Terry Donilon responded: “The cross was atop of the mausoleum as you note, and built directly into the structure. Workers attempted to remove it by strapping and gently lifting to see if the bottom of the cross would make a “clean” break from the building. They expected it could not, but they made the effort to lift it and it broke away from the mausoleum at the bottom of the cross. The cross was slowly maneuvered with the boom of the excavator to workers, and was saved.
The angels were broken prior to the work on the mausoleum. The angels were moved in the similar manner as the cross. They were intentionally placed them on a lower level of the hill, so workers could have access to them when demolition of the mausoleum was finished. Also, we thought they would be safer in the wooded area where they were carefully placed. They too were saved. The bronze statue of the Blessed Mother was also saved.
BCI is glad to hear that the angels, the bronze statue of the Blessed Mother and what remained of the cross were saved. But, BCI is also disappointed to hear that the work team tried to lift the cross off the top of the building by “strapping” it, when they expected beforehand it would not make a clean break. If they expected beforehand that this approach was not going to succeed in keeping the cross intact and had a good chance of breaking the cross itself, then why exactly did they go forward with that approach anyway? Why not try an approach that was likely to succeed instead?
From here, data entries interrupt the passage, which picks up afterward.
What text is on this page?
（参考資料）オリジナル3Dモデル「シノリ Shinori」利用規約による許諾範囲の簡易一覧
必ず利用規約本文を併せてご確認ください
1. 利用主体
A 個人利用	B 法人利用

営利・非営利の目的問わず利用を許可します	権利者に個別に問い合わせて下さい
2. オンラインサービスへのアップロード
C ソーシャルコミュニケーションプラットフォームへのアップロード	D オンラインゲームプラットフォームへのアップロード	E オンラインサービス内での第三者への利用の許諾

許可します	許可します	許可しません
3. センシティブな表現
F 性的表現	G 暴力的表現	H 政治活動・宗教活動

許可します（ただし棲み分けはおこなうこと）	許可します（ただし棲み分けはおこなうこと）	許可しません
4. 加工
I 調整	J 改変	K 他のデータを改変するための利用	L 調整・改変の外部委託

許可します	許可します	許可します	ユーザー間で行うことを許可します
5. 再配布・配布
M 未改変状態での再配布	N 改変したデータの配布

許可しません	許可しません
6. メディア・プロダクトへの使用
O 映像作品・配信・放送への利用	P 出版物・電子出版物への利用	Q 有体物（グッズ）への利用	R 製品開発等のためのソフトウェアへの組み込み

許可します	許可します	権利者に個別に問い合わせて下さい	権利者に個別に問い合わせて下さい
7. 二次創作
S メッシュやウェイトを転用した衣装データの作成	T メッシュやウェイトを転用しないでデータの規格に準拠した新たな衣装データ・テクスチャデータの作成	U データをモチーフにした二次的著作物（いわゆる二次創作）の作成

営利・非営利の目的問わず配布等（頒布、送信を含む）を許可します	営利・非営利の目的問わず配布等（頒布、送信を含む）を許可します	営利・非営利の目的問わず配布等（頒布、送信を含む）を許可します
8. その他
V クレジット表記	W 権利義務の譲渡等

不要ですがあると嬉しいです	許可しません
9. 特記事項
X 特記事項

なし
BCI is not expert with demolition or stone masonry, but a simple Google search reveals a variety of methods and tools used for stone carving and breaking stones and concrete, including conventional hammers and chisels, air hammers and chisels, and concrete and stone-cutting chain saws.
Here is a video of a concrete chain saw that cuts through concrete, brick, stone, and masonry. These concrete-cutting chainsaws can be rented for $148/day and a do-it-yourselfer can easily use one as seen below.
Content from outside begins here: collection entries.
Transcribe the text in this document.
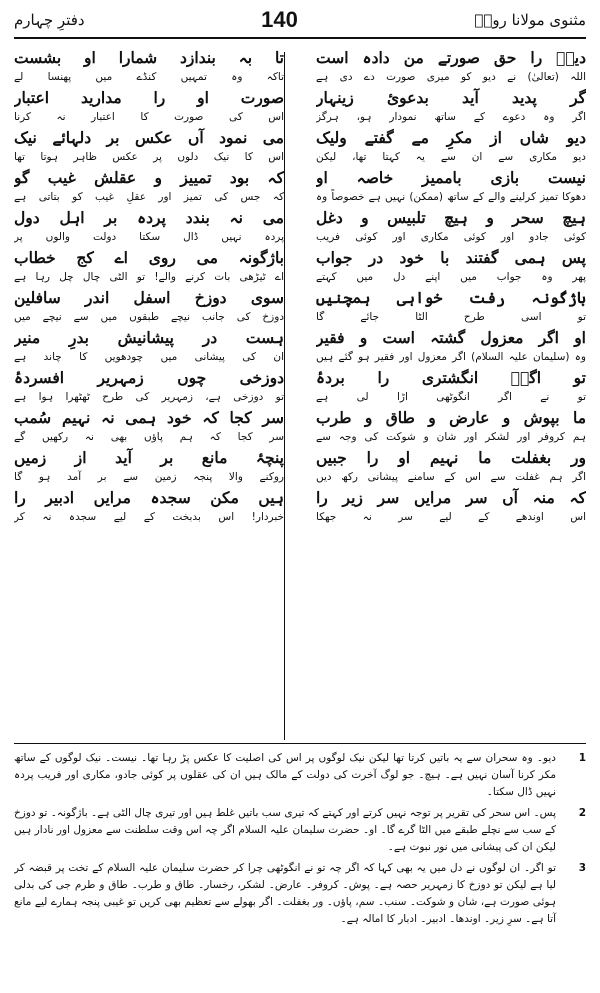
مثنوی مولانا رومؒ
140
دفترِ چہارم
دیوؔ را حق صورتے من دادہ است
اللہ (تعالیٰ) نے دیو کو میری صورت دے دی ہے
گر پدید آید بدعوئ زینہار
اگر وہ دعوے کے ساتھ نمودار ہو، ہرگز
دیو شاں از مکرِ مے گفتے ولیک
دیو مکاری سے ان سے یہ کہتا تھا، لیکن
نیست بازی باممیز خاصہ او
دھوکا تمیز کرلینے والے کے ساتھ (ممکن) نہیں ہے خصوصاً وہ
ہیچ سحر و ہیچ تلبیس و دغل
کوئی جادو اور کوئی مکاری اور کوئی فریب
پس ہمی گفتند با خود در جواب
پھر وہ جواب میں اپنے دل میں کہتے
باژگونہ رفت خواہی ہمچنیں
تو اسی طرح الٹا جائے گا
او اگر معزول گشتہ است و فقیر
وہ (سلیمان علیہ السلام) اگر معزول اور فقیر ہو گئے ہیں
تو اگرؔ انگشتری را بردۂ
تو نے اگر انگوٹھی اڑا لی ہے
ما بپوش و عارض و طاق و طرب
ہم کروفر اور لشکر اور شان و شوکت کی وجہ سے
ور بغفلت ما نہیم او را جبیں
اگر ہم غفلت سے اس کے سامنے پیشانی رکھ دیں
کہ منہ آں سر مرایں سر زیر را
اس اوندھے کے لیے سر نہ جھکا
تا بہ بندازد شمارا او بشست
تاکہ وہ تمہیں کنڈے میں پھنسا لے
صورت او را مدارید اعتبار
اس کی صورت کا اعتبار نہ کرنا
می نمود آں عکس بر دلہائے نیک
اس کا نیک دلوں پر عکس ظاہر ہوتا تھا
کہ بود تمییز و عقلش غیب گو
کہ جس کی تمیز اور عقلِ غیب کو بتاتی ہے
می نہ بندد پردہ بر اہل دول
پردہ نہیں ڈال سکتا دولت والوں پر
باژگونہ می روی اے کج خطاب
اے ٹیڑھی بات کرنے والے! تو الٹی چال چل رہا ہے
سوی دوزخ اسفل اندر سافلین
دوزخ کی جانب نیچے طبقوں میں سے نیچے میں
ہست در پیشانیش بدرِ منیر
ان کی پیشانی میں چودھویں کا چاند ہے
دوزخی چوں زمہریر افسردۂ
تو دوزخی ہے، زمہریر کی طرح ٹھٹھرا ہوا ہے
سر کجا کہ خود ہمی نہ نہیم سُمب
سر کجا کہ ہم پاؤں بھی نہ رکھیں گے
پنچۂ مانع بر آید از زمیں
روکنے والا پنجہ زمین سے بر آمد ہو گا
ہیں مکن سجدہ مرایں ادبیر را
خبردار! اس بدبخت کے لیے سجدہ نہ کر
1
دیو۔ وہ سحران سے یہ باتیں کرتا تھا لیکن نیک لوگوں پر اس کی اصلیت کا عکس پڑ رہا تھا۔ نیست۔ نیک لوگوں کے ساتھ مکر کرنا آسان نہیں ہے۔ ہیچ۔ جو لوگ آخرت کی دولت کے مالک ہیں ان کی عقلوں پر کوئی جادو، مکاری اور فریب پردہ نہیں ڈال سکتا۔
2
پس۔ اس سحر کی تقریر پر توجہ نہیں کرتے اور کہتے کہ تیری سب باتیں غلط ہیں اور تیری چال الٹی ہے۔ باژگونہ۔ تو دوزخ کے سب سے نچلے طبقے میں الٹا گرے گا۔ او۔ حضرت سلیمان علیہ السلام اگر چہ اس وقت سلطنت سے معزول اور نادار ہیں لیکن ان کی پیشانی میں نور نبوت ہے۔
3
تو اگر۔ ان لوگوں نے دل میں یہ بھی کہا کہ اگر چہ تو نے انگوٹھی چرا کر حضرت سلیمان علیہ السلام کے تخت پر قبضہ کر لیا ہے لیکن تو دوزخ کا زمہریر حصہ ہے۔ پوش۔ کروفر۔ عارض۔ لشکر، رخسار۔ طاق و طرب۔ طاق و طرم جی کی بدلی ہوئی صورت ہے، شان و شوکت۔ سنب۔ سم، پاؤں۔ ور بغفلت۔ اگر بھولے سے تعظیم بھی کریں تو غیبی پنجہ ہمارے لیے مانع آتا ہے۔ سرِ زیر۔ اوندھا۔ ادبیر۔ ادبار کا امالہ ہے۔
Why would a team expert in salvaging sacred objects who wanted to save the cross intact not just have had a person skilled in cutting stone or masonry cut through the base of the several-inch-thick cross using a specialized tool to remove the cross intact?
Third, we got word via a comment on the blog and an email forwarded by “M.” that some of the powers-that-be at both Boston College and the Archdiocese of Boston were not pleased with our posts on this topic. BCI was accused of making “character attacks” (which we did not do) and being “slanderous” (which we were not).
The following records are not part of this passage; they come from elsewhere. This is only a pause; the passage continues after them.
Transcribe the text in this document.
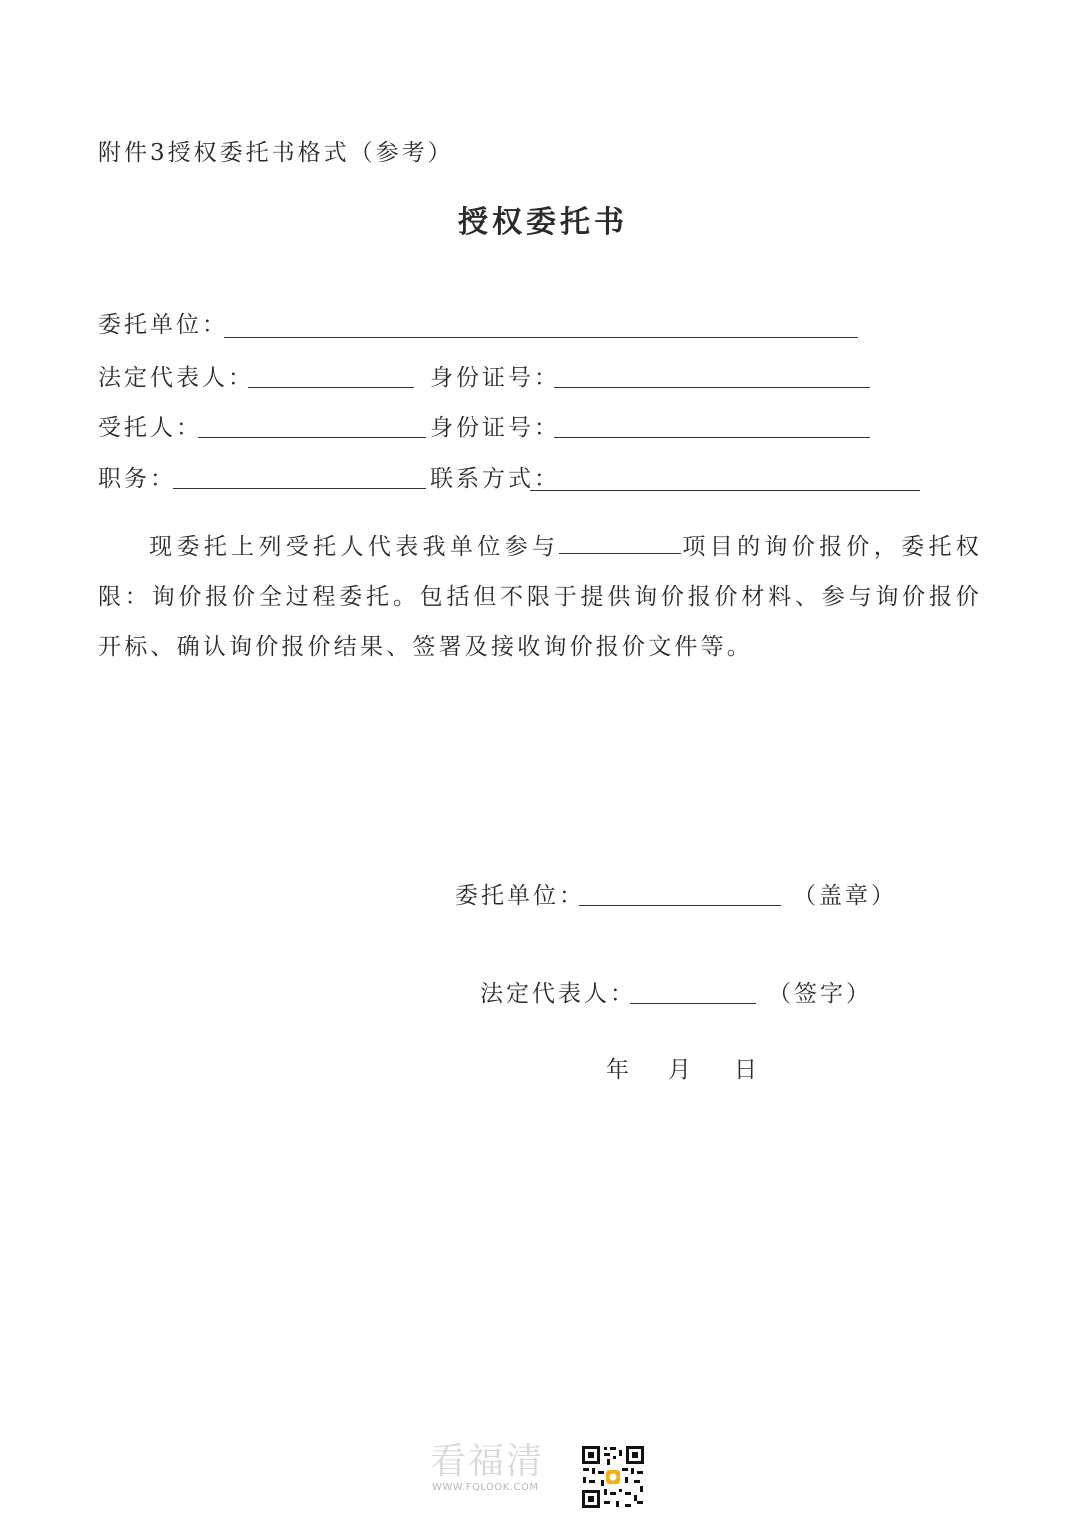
附件3授权委托书格式（参考）
授权委托书
委托单位：
法定代表人：	身份证号：
受托人：	身份证号：
职务：	联系方式：
现委托上列受托人代表我单位参与	项目的询价报价，委托权限：询价报价全过程委托。包括但不限于提供询价报价材料、参与询价报价开标、确认询价报价结果、签署及接收询价报价文件等。
委托单位：	（盖章）
法定代表人：	（签字）
年 月 日
看福清
WWW.FQLOOK.COM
BCI was critical of what appeared to be evidence of disrespect shown for the sacred statues and objects by those responsible for removing the chapel. BCI asked, “Were there no other efforts possible and practical to preserve these statues and the cross, so that perhaps they could have been used at the new burial location or elsewhere?” Furthermore, BCI said, “Fr. Leahy at Boston College and the leaders at the Archdiocese of Boston (to the extent they were involved in this) owe an explanation to the faithful…”
That is not a personal/character attack or slanderous claim. There was photographic evidence of disrespect for the sacred objects. At the same time the archdiocese says that “great care” was taken to save the sacred objects, the archdiocese has confirmed that the approach taken to remove and preserve the cross was expected in advance to not work. This validates the issue raised by BCI that sufficient care was not taken. BCI said that the leaders of BC and the Archdiocese owed the faithful an explanation. No one by name was specifically criticized. What makes the criticism of the process and approach taken with the demolition a personal attack or slanderous?
Though initial news reports in the Boston Globe and the Boston Pilot did not make clear who hired the firm that did the demolition, it is now clear that the firm was hired by the Boston Archdiocese. However, since the land is owned by Boston College and they were clearly the driving force behind the demand that the remains of the late Cardinal be relocated, BCI felt it reasonable and appropriate to cite Boston College in our criticism. Furthermore, the publicly documented refusal of BC early-on to meet with the family of Cardinal O’Connell to discuss their reasons for wanting the remains relocated was one of the key reasons this ended up in probate court and in the mainstream media.